Ex parte John Lester, [Ms. 2190140, Dec. 13, 2019] __ So. 3d __ (Ala. Civ. App. 2019). The court (Edwards, J.; Thompson, P.J., and Moore, Donaldson, and Hanson, JJ., concur) issues a writ of mandamus to the Lee Circuit Court directing it to set aside its ex parte order terminating the father’s visitation. Although the father’s mandamus petition was untimely, the court considered it because the petition challenged the jurisdiction of the trial court to enter the ex parte order. The court explained, “[t]he principle allowing us to consider untimely petitions for the writ of mandamus ‘applies in cases in which a party argues that an order is void for want of due process.’” Ms. *7, quoting Ex parte Murray, 267 So. 3d 328, 332 (Ala.

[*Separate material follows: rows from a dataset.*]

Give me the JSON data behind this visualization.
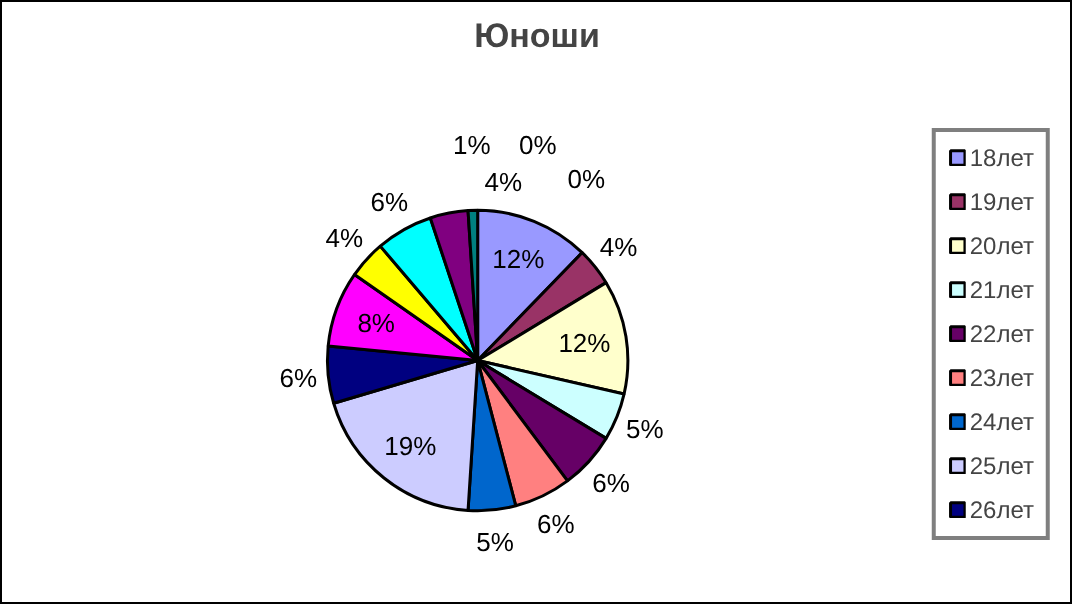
{
  "chart_data": {
    "type": "pie",
    "title": "Юноши",
    "categories": [
      "18лет",
      "19лет",
      "20лет",
      "21лет",
      "22лет",
      "23лет",
      "24лет",
      "25лет",
      "26лет",
      null,
      null,
      null,
      null,
      null,
      null,
      null
    ],
    "values": [
      12,
      4,
      12,
      5,
      6,
      6,
      5,
      19,
      6,
      8,
      4,
      6,
      4,
      0,
      1,
      0
    ],
    "colors": [
      "#9999ff",
      "#993366",
      "#ffffcc",
      "#ccffff",
      "#660066",
      "#ff8080",
      "#0066cc",
      "#ccccff",
      "#000080",
      "#ff00ff",
      "#ffff00",
      "#00ffff",
      "#800080",
      "#800000",
      "#008080",
      "#0000ff"
    ],
    "value_labels": [
      "12%",
      "4%",
      "12%",
      "5%",
      "6%",
      "6%",
      "5%",
      "19%",
      "6%",
      "8%",
      "4%",
      "6%",
      "4%",
      "0%",
      "1%",
      "0%"
    ],
    "legend": "right"
  }
}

Civ. App. 2018).

The circuit court’s ex parte temporary emergency order terminating the father’s visitation was not supported by a certification pursuant to Rule 65(b), Ala. R. Civ. P. That rule provides:

“A temporary restraining order may be granted without written or oral notice to the adverse party or that party’s attorney only if (1) it clearly appears from specific facts shown by affidavit or by the verified complaint that immediate and irreparable injury, loss, or damage will result to the applicant before the adverse party or that party’s attorney can be heard in opposition, and (2) the applicant’s attorney certifies to the court in writing the efforts, if any, which have been made to give the notice and the reasons supporting the claim that notice should not be required.”

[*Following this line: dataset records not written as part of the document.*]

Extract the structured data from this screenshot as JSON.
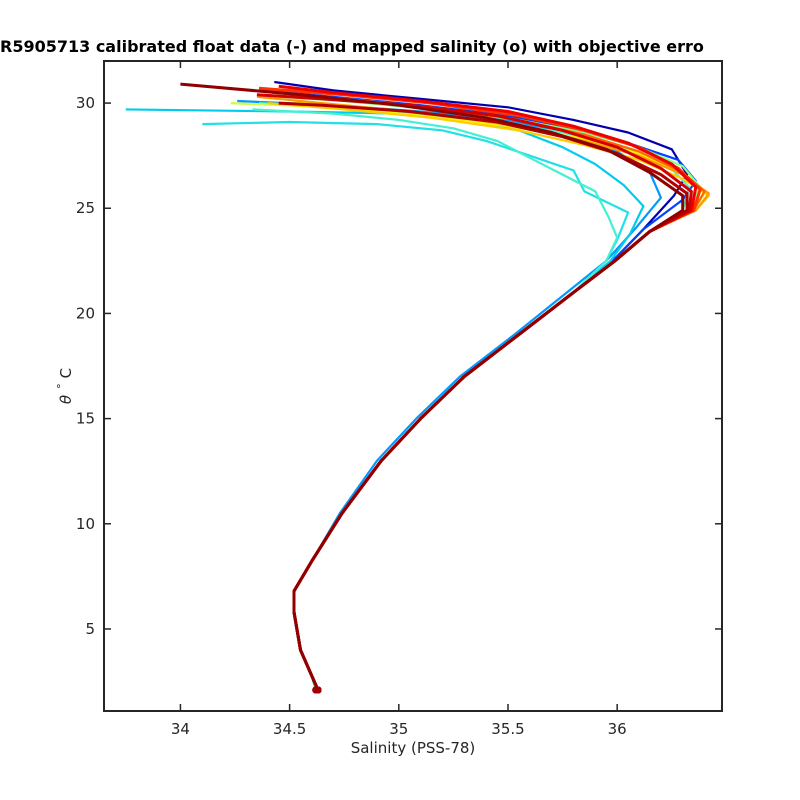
{
  "chart_data": {
    "type": "line",
    "title": "R5905713 calibrated float data (-) and mapped salinity (o) with objective erro",
    "xlabel": "Salinity (PSS-78)",
    "ylabel_symbol": "θ",
    "ylabel_degree": "°",
    "ylabel_unit": "C",
    "xlim": [
      33.65,
      36.48
    ],
    "ylim": [
      1.1,
      32.0
    ],
    "x_ticks": [
      34,
      34.5,
      35,
      35.5,
      36
    ],
    "x_tick_labels": [
      "34",
      "34.5",
      "35",
      "35.5",
      "36"
    ],
    "y_ticks": [
      5,
      10,
      15,
      20,
      25,
      30
    ],
    "y_tick_labels": [
      "5",
      "10",
      "15",
      "20",
      "25",
      "30"
    ],
    "grid": false,
    "colormap": "jet (profile index)",
    "series_colors": [
      "#0000b0",
      "#0044ff",
      "#0099ff",
      "#00ccee",
      "#22e0e8",
      "#44f0d0",
      "#55f2c0",
      "#88ff88",
      "#ccff44",
      "#ffee00",
      "#ffcc00",
      "#ff9900",
      "#ff6600",
      "#ff3300",
      "#ee0000",
      "#d40000",
      "#b00000",
      "#900000"
    ],
    "series": [
      {
        "x": [
          34.63,
          34.6,
          34.55,
          34.52,
          34.52,
          34.6,
          34.74,
          34.92,
          35.1,
          35.3,
          35.55,
          35.8,
          35.98,
          36.12,
          36.26,
          36.32,
          36.25,
          36.05,
          35.8,
          35.5,
          35.1,
          34.7,
          34.43
        ],
        "y": [
          2.1,
          2.8,
          4.0,
          5.8,
          6.8,
          8.2,
          10.5,
          13.0,
          15.0,
          17.0,
          19.0,
          21.0,
          22.5,
          24.0,
          25.6,
          26.6,
          27.8,
          28.6,
          29.2,
          29.8,
          30.2,
          30.6,
          31.0
        ]
      },
      {
        "x": [
          34.63,
          34.6,
          34.55,
          34.52,
          34.52,
          34.6,
          34.74,
          34.92,
          35.1,
          35.3,
          35.55,
          35.8,
          35.98,
          36.12,
          36.3,
          36.36,
          36.28,
          36.05,
          35.8,
          35.5,
          35.1,
          34.7,
          34.37
        ],
        "y": [
          2.1,
          2.8,
          4.0,
          5.8,
          6.8,
          8.2,
          10.5,
          13.0,
          15.0,
          17.0,
          19.0,
          21.0,
          22.5,
          24.0,
          25.4,
          26.3,
          27.3,
          28.1,
          28.8,
          29.4,
          29.9,
          30.3,
          30.6
        ]
      },
      {
        "x": [
          34.62,
          34.6,
          34.55,
          34.52,
          34.52,
          34.6,
          34.73,
          34.9,
          35.08,
          35.28,
          35.53,
          35.77,
          35.95,
          36.08,
          36.2,
          36.15,
          36.0,
          35.8,
          35.5,
          35.1,
          34.7,
          34.26
        ],
        "y": [
          2.1,
          2.8,
          4.0,
          5.8,
          6.8,
          8.2,
          10.5,
          13.0,
          15.0,
          17.0,
          19.0,
          21.0,
          22.5,
          24.0,
          25.5,
          26.7,
          27.7,
          28.5,
          29.2,
          29.6,
          29.9,
          30.1
        ]
      },
      {
        "x": [
          34.62,
          34.6,
          34.55,
          34.52,
          34.52,
          34.6,
          34.74,
          34.92,
          35.1,
          35.3,
          35.55,
          35.8,
          35.97,
          36.06,
          36.12,
          36.03,
          35.9,
          35.75,
          35.55,
          35.3,
          35.0,
          34.5,
          33.75
        ],
        "y": [
          2.1,
          2.8,
          4.0,
          5.8,
          6.8,
          8.2,
          10.5,
          13.0,
          15.0,
          17.0,
          19.0,
          21.0,
          22.5,
          23.8,
          25.1,
          26.1,
          27.1,
          27.9,
          28.7,
          29.2,
          29.5,
          29.6,
          29.7
        ]
      },
      {
        "x": [
          34.62,
          34.6,
          34.55,
          34.52,
          34.52,
          34.6,
          34.74,
          34.92,
          35.1,
          35.3,
          35.55,
          35.8,
          35.95,
          36.0,
          36.05,
          35.85,
          35.8,
          35.6,
          35.4,
          35.2,
          34.9,
          34.5,
          34.1
        ],
        "y": [
          2.1,
          2.8,
          4.0,
          5.8,
          6.8,
          8.2,
          10.5,
          13.0,
          15.0,
          17.0,
          19.0,
          21.0,
          22.5,
          23.5,
          24.8,
          25.8,
          26.8,
          27.5,
          28.2,
          28.7,
          29.0,
          29.1,
          29.0
        ]
      },
      {
        "x": [
          34.62,
          34.6,
          34.55,
          34.52,
          34.52,
          34.6,
          34.74,
          34.92,
          35.1,
          35.3,
          35.55,
          35.8,
          35.95,
          36.0,
          35.96,
          35.9,
          35.75,
          35.6,
          35.45,
          35.25,
          35.0,
          34.7,
          34.33
        ],
        "y": [
          2.1,
          2.8,
          4.0,
          5.8,
          6.8,
          8.2,
          10.5,
          13.0,
          15.0,
          17.0,
          19.0,
          21.0,
          22.5,
          23.6,
          24.6,
          25.8,
          26.6,
          27.4,
          28.2,
          28.8,
          29.2,
          29.5,
          29.7
        ]
      },
      {
        "x": [
          34.63,
          34.6,
          34.55,
          34.52,
          34.52,
          34.6,
          34.74,
          34.92,
          35.1,
          35.3,
          35.55,
          35.8,
          35.99,
          36.15,
          36.3,
          36.33,
          36.22,
          36.0,
          35.75,
          35.45,
          35.05,
          34.65,
          34.36
        ],
        "y": [
          2.1,
          2.8,
          4.0,
          5.8,
          6.8,
          8.2,
          10.5,
          13.0,
          15.0,
          17.0,
          19.0,
          21.0,
          22.5,
          23.9,
          24.9,
          26.0,
          27.2,
          28.0,
          28.6,
          29.1,
          29.5,
          29.8,
          30.0
        ]
      },
      {
        "x": [
          34.63,
          34.6,
          34.55,
          34.52,
          34.52,
          34.6,
          34.74,
          34.92,
          35.1,
          35.3,
          35.55,
          35.8,
          35.99,
          36.15,
          36.33,
          36.38,
          36.3,
          36.1,
          35.85,
          35.55,
          35.15,
          34.75,
          34.45
        ],
        "y": [
          2.1,
          2.8,
          4.0,
          5.8,
          6.8,
          8.2,
          10.5,
          13.0,
          15.0,
          17.0,
          19.0,
          21.0,
          22.5,
          23.9,
          25.0,
          26.0,
          27.0,
          27.9,
          28.6,
          29.2,
          29.7,
          30.1,
          30.3
        ]
      },
      {
        "x": [
          34.63,
          34.6,
          34.55,
          34.52,
          34.52,
          34.6,
          34.74,
          34.92,
          35.1,
          35.3,
          35.55,
          35.8,
          35.99,
          36.15,
          36.35,
          36.4,
          36.3,
          36.1,
          35.85,
          35.5,
          35.1,
          34.7,
          34.23
        ],
        "y": [
          2.1,
          2.8,
          4.0,
          5.8,
          6.8,
          8.2,
          10.5,
          13.0,
          15.0,
          17.0,
          19.0,
          21.0,
          22.5,
          23.9,
          24.9,
          25.7,
          26.7,
          27.6,
          28.3,
          28.9,
          29.4,
          29.8,
          30.0
        ]
      },
      {
        "x": [
          34.63,
          34.6,
          34.55,
          34.52,
          34.52,
          34.6,
          34.74,
          34.92,
          35.1,
          35.3,
          35.55,
          35.8,
          35.99,
          36.15,
          36.34,
          36.38,
          36.28,
          36.1,
          35.85,
          35.5,
          35.1,
          34.7,
          34.52
        ],
        "y": [
          2.1,
          2.8,
          4.0,
          5.8,
          6.8,
          8.2,
          10.5,
          13.0,
          15.0,
          17.0,
          19.0,
          21.0,
          22.5,
          23.9,
          24.9,
          25.8,
          26.8,
          27.6,
          28.3,
          28.9,
          29.4,
          29.8,
          30.1
        ]
      },
      {
        "x": [
          34.63,
          34.6,
          34.55,
          34.52,
          34.52,
          34.6,
          34.74,
          34.92,
          35.1,
          35.3,
          35.55,
          35.8,
          35.99,
          36.15,
          36.36,
          36.42,
          36.3,
          36.1,
          35.85,
          35.55,
          35.15,
          34.75,
          34.4
        ],
        "y": [
          2.1,
          2.8,
          4.0,
          5.8,
          6.8,
          8.2,
          10.5,
          13.0,
          15.0,
          17.0,
          19.0,
          21.0,
          22.5,
          23.9,
          24.9,
          25.6,
          26.4,
          27.3,
          28.0,
          28.7,
          29.3,
          29.7,
          30.0
        ]
      },
      {
        "x": [
          34.63,
          34.6,
          34.55,
          34.52,
          34.52,
          34.6,
          34.74,
          34.92,
          35.1,
          35.3,
          35.55,
          35.8,
          35.99,
          36.15,
          36.36,
          36.42,
          36.3,
          36.1,
          35.85,
          35.55,
          35.15,
          34.75,
          34.35
        ],
        "y": [
          2.1,
          2.8,
          4.0,
          5.8,
          6.8,
          8.2,
          10.5,
          13.0,
          15.0,
          17.0,
          19.0,
          21.0,
          22.5,
          23.9,
          24.9,
          25.7,
          26.6,
          27.5,
          28.2,
          28.9,
          29.5,
          29.9,
          30.3
        ]
      },
      {
        "x": [
          34.63,
          34.6,
          34.55,
          34.52,
          34.52,
          34.6,
          34.74,
          34.92,
          35.1,
          35.3,
          35.55,
          35.8,
          35.99,
          36.15,
          36.35,
          36.4,
          36.3,
          36.1,
          35.85,
          35.55,
          35.15,
          34.75,
          34.42
        ],
        "y": [
          2.1,
          2.8,
          4.0,
          5.8,
          6.8,
          8.2,
          10.5,
          13.0,
          15.0,
          17.0,
          19.0,
          21.0,
          22.5,
          23.9,
          24.9,
          25.8,
          26.7,
          27.7,
          28.5,
          29.2,
          29.8,
          30.2,
          30.5
        ]
      },
      {
        "x": [
          34.63,
          34.6,
          34.55,
          34.52,
          34.52,
          34.6,
          34.74,
          34.92,
          35.1,
          35.3,
          35.55,
          35.8,
          35.99,
          36.15,
          36.35,
          36.38,
          36.28,
          36.1,
          35.85,
          35.55,
          35.15,
          34.75,
          34.36
        ],
        "y": [
          2.1,
          2.8,
          4.0,
          5.8,
          6.8,
          8.2,
          10.5,
          13.0,
          15.0,
          17.0,
          19.0,
          21.0,
          22.5,
          23.9,
          24.9,
          25.9,
          26.9,
          27.9,
          28.7,
          29.4,
          30.0,
          30.4,
          30.7
        ]
      },
      {
        "x": [
          34.63,
          34.6,
          34.55,
          34.52,
          34.52,
          34.6,
          34.74,
          34.92,
          35.1,
          35.3,
          35.55,
          35.8,
          35.99,
          36.15,
          36.34,
          36.36,
          36.25,
          36.05,
          35.8,
          35.5,
          35.1,
          34.7,
          34.45
        ],
        "y": [
          2.1,
          2.8,
          4.0,
          5.8,
          6.8,
          8.2,
          10.5,
          13.0,
          15.0,
          17.0,
          19.0,
          21.0,
          22.5,
          23.9,
          24.9,
          26.0,
          27.1,
          28.1,
          28.9,
          29.6,
          30.1,
          30.5,
          30.8
        ]
      },
      {
        "x": [
          34.63,
          34.6,
          34.55,
          34.52,
          34.52,
          34.6,
          34.74,
          34.92,
          35.1,
          35.3,
          35.55,
          35.8,
          35.99,
          36.15,
          36.33,
          36.34,
          36.2,
          36.0,
          35.75,
          35.45,
          35.05,
          34.65,
          34.35
        ],
        "y": [
          2.1,
          2.8,
          4.0,
          5.8,
          6.8,
          8.2,
          10.5,
          13.0,
          15.0,
          17.0,
          19.0,
          21.0,
          22.5,
          23.9,
          24.9,
          25.8,
          26.9,
          27.9,
          28.7,
          29.4,
          29.9,
          30.2,
          30.4
        ]
      },
      {
        "x": [
          34.63,
          34.6,
          34.55,
          34.52,
          34.52,
          34.6,
          34.74,
          34.92,
          35.1,
          35.3,
          35.55,
          35.8,
          35.99,
          36.15,
          36.32,
          36.32,
          36.2,
          36.0,
          35.75,
          35.45,
          35.05,
          34.65,
          34.45
        ],
        "y": [
          2.1,
          2.8,
          4.0,
          5.8,
          6.8,
          8.2,
          10.5,
          13.0,
          15.0,
          17.0,
          19.0,
          21.0,
          22.5,
          23.9,
          24.9,
          25.7,
          26.6,
          27.6,
          28.4,
          29.1,
          29.6,
          29.9,
          30.0
        ]
      },
      {
        "x": [
          34.63,
          34.6,
          34.55,
          34.52,
          34.52,
          34.6,
          34.74,
          34.92,
          35.1,
          35.3,
          35.55,
          35.8,
          35.99,
          36.15,
          36.3,
          36.3,
          36.15,
          35.95,
          35.7,
          35.4,
          35.0,
          34.55,
          34.0
        ],
        "y": [
          2.1,
          2.8,
          4.0,
          5.8,
          6.8,
          8.2,
          10.5,
          13.0,
          15.0,
          17.0,
          19.0,
          21.0,
          22.5,
          23.9,
          24.9,
          25.6,
          26.7,
          27.8,
          28.6,
          29.3,
          29.9,
          30.4,
          30.9
        ]
      }
    ]
  }
}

Ms. *8. “[T]he failure to provide a Rule 65(b) certification requires that an ex parte order be set aside.” Ibid.

The court declined to issue a writ of mandamus directing the circuit court to set aside its protection-from-abuse [PFA] order. The father argued that the PFA order should be set aside because the mother had not filed a protection-from-abuse complaint. Rejecting this argument, the court held that “[t]he circuit court is a court of general jurisdiction with jurisdiction over the parties’ dispute, which arose out of their divorce judgment, as amended by the 2018 judgment. A party need not institute a separate action to secure a PFA order ....” Ms. *12.